Lo fece soprattutto (e magari i deboli di memoria non lo ricorderanno ) quando si sfaldò l’alleanza Berlusconi-Lega nel 1995 e si diede vita al governo Dini che era sostenuto dal centro sinistra e dalla Lega bossiana.
Ecco cosa diceva allora D’Alema: «La Lega c’entra moltissimo con la sinistra, non è una bestemmia. Tra la Lega e la sinistra c’è forte contiguità sociale. Il maggior partito operaio del Nord è la Lega, piaccia o non piaccia. È una nostra costola, è stato il sintomo più evidente e robusto della crisi del nostro sistema politico e si esprime attraverso un anti-statalismo democratico e anche antifascista che non ha nulla a vedere con un blocco organico di destra».(Intervista al Manifesto 30 novembre 1995).
Quelli che erano secessionisti divennero antistatalisti (fondarono il Parlamento della Padania) , quelli antimeridionalisti che non si erano presentati elettoralmente nel Mezzogiorno, lasciando campo libero all’alleanza Fini Berlusconi di cui erano alleati divennero federalisti ( mentre non volevano gli insegnanti meridionali) ed antifascisti dichiarati, i celoduristi maschilisti, democratici e progressisiti.
Il maggior partito operaio, lo definiva, nascondendo però la consistenza della piccola e media impresa che ne era il principale sostegno (non sia mai).
Insomma erano di sinistra perché avevano rotto con Berlusconi ma per il resto è stata la storia impietosa a ricostruire la narrazione degli eventi e della giusta collocazione delle formazioni in campo che hanno identità, programmi e valori propri
E che solo un trasformismo gattopardesco e un po’ pagliaccio può fare rientrare nello schema destra sinistra, come la definizione dalemiana dimostra.
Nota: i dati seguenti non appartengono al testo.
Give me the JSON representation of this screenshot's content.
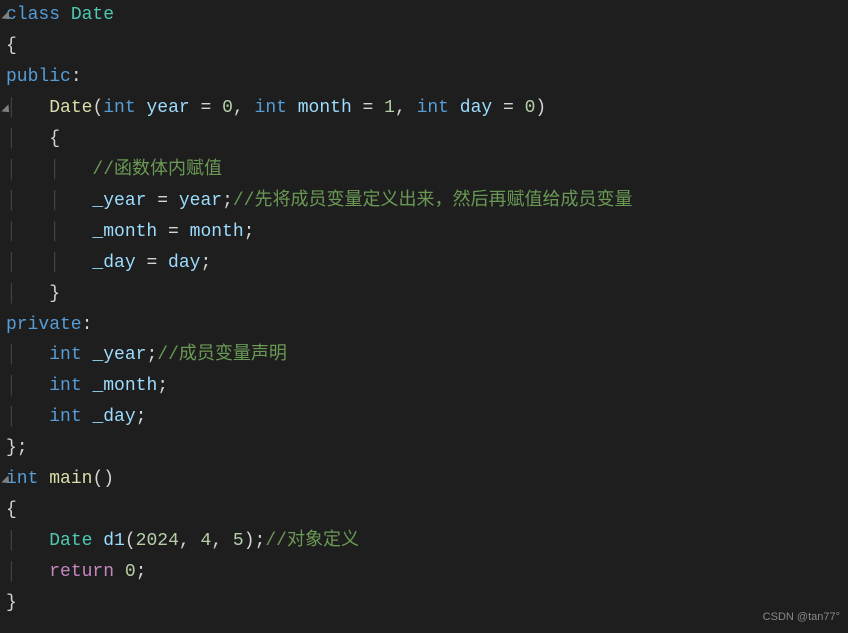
{
  "code": {
    "l1_class": "class",
    "l1_name": "Date",
    "l2_brace": "{",
    "l3_public": "public",
    "l3_colon": ":",
    "l4_func": "Date",
    "l4_lparen": "(",
    "l4_int1": "int",
    "l4_p1": "year",
    "l4_eq1": " = ",
    "l4_n1": "0",
    "l4_c1": ", ",
    "l4_int2": "int",
    "l4_p2": "month",
    "l4_eq2": " = ",
    "l4_n2": "1",
    "l4_c2": ", ",
    "l4_int3": "int",
    "l4_p3": "day",
    "l4_eq3": " = ",
    "l4_n3": "0",
    "l4_rparen": ")",
    "l5_brace": "{",
    "l6_comment": "//函数体内赋值",
    "l7_var": "_year",
    "l7_eq": " = ",
    "l7_rhs": "year",
    "l7_semi": ";",
    "l7_comment": "//先将成员变量定义出来，然后再赋值给成员变量",
    "l8_var": "_month",
    "l8_eq": " = ",
    "l8_rhs": "month",
    "l8_semi": ";",
    "l9_var": "_day",
    "l9_eq": " = ",
    "l9_rhs": "day",
    "l9_semi": ";",
    "l10_brace": "}",
    "l11_private": "private",
    "l11_colon": ":",
    "l12_int": "int",
    "l12_var": "_year",
    "l12_semi": ";",
    "l12_comment": "//成员变量声明",
    "l13_int": "int",
    "l13_var": "_month",
    "l13_semi": ";",
    "l14_int": "int",
    "l14_var": "_day",
    "l14_semi": ";",
    "l15_brace": "};",
    "l16_int": "int",
    "l16_main": "main",
    "l16_parens": "()",
    "l17_brace": "{",
    "l18_type": "Date",
    "l18_var": "d1",
    "l18_lparen": "(",
    "l18_n1": "2024",
    "l18_c1": ", ",
    "l18_n2": "4",
    "l18_c2": ", ",
    "l18_n3": "5",
    "l18_rparen": ")",
    "l18_semi": ";",
    "l18_comment": "//对象定义",
    "l19_return": "return",
    "l19_n": "0",
    "l19_semi": ";",
    "l20_brace": "}"
  },
  "watermark": "CSDN @tan77°"
}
Ed oggi? La stessa storia, con la stessa sicumera coi Cinqe Stelle, senza nessun riferimento ai programmi ed ai comportamenti concreti. E’ di sinistra non fare la Tav? Essere no vax, no Tap, per il reddito di cittadinanza e non per il lavoro? Per i condoni edilizi e fiscali?
Contro gli immigrati con il decreto sicurezza approvato mentre Fico si allontanava dalla Presidenza della Camera (vedi che spavento).
In questo quadro le categorie di destra e sinistra vengono usate come frontiere mobili per definire solo alleati ed avversari, a convenienza.
Il vecchio schema angusto destra-sinistra come l’abbiamo conosciuto nel Novecento è morto per sempre ed il principale testimone di questo esito è proprio il dalemismo che ha cercato di nascondere le sconfitte della sinistra con le alleanza più becere di destra. Non solo con la Lega, come si è visto, ma anche con Lombardo in Sicilia, la Poli Burtone in Puglia in anni piu’ recenti.
Che dimostra ormai di non ammaliare nessuno con queste giravolte, visto il suo risultato del 4 Marzo che dimostra la fine definitiva di questo ciclo politico.
Abbiamo bisogno di un progressismo nuovo, non classista, coraggioso, aperto alle innovazioni, al riequilibrio delle opportunità, ad un nuovo statuto dei rapporti tra imprese e lavoratori.
Tutto il contrario di quello che propone D’Alema e che sembra ancora affascinare la generazione dei dirigenti Pci del secolo scorso da Cuperlo a Zingaretti. Ma non sarebbe il caso di farglielo capire che siamo in un nuovo secolo da quasi vent’anni?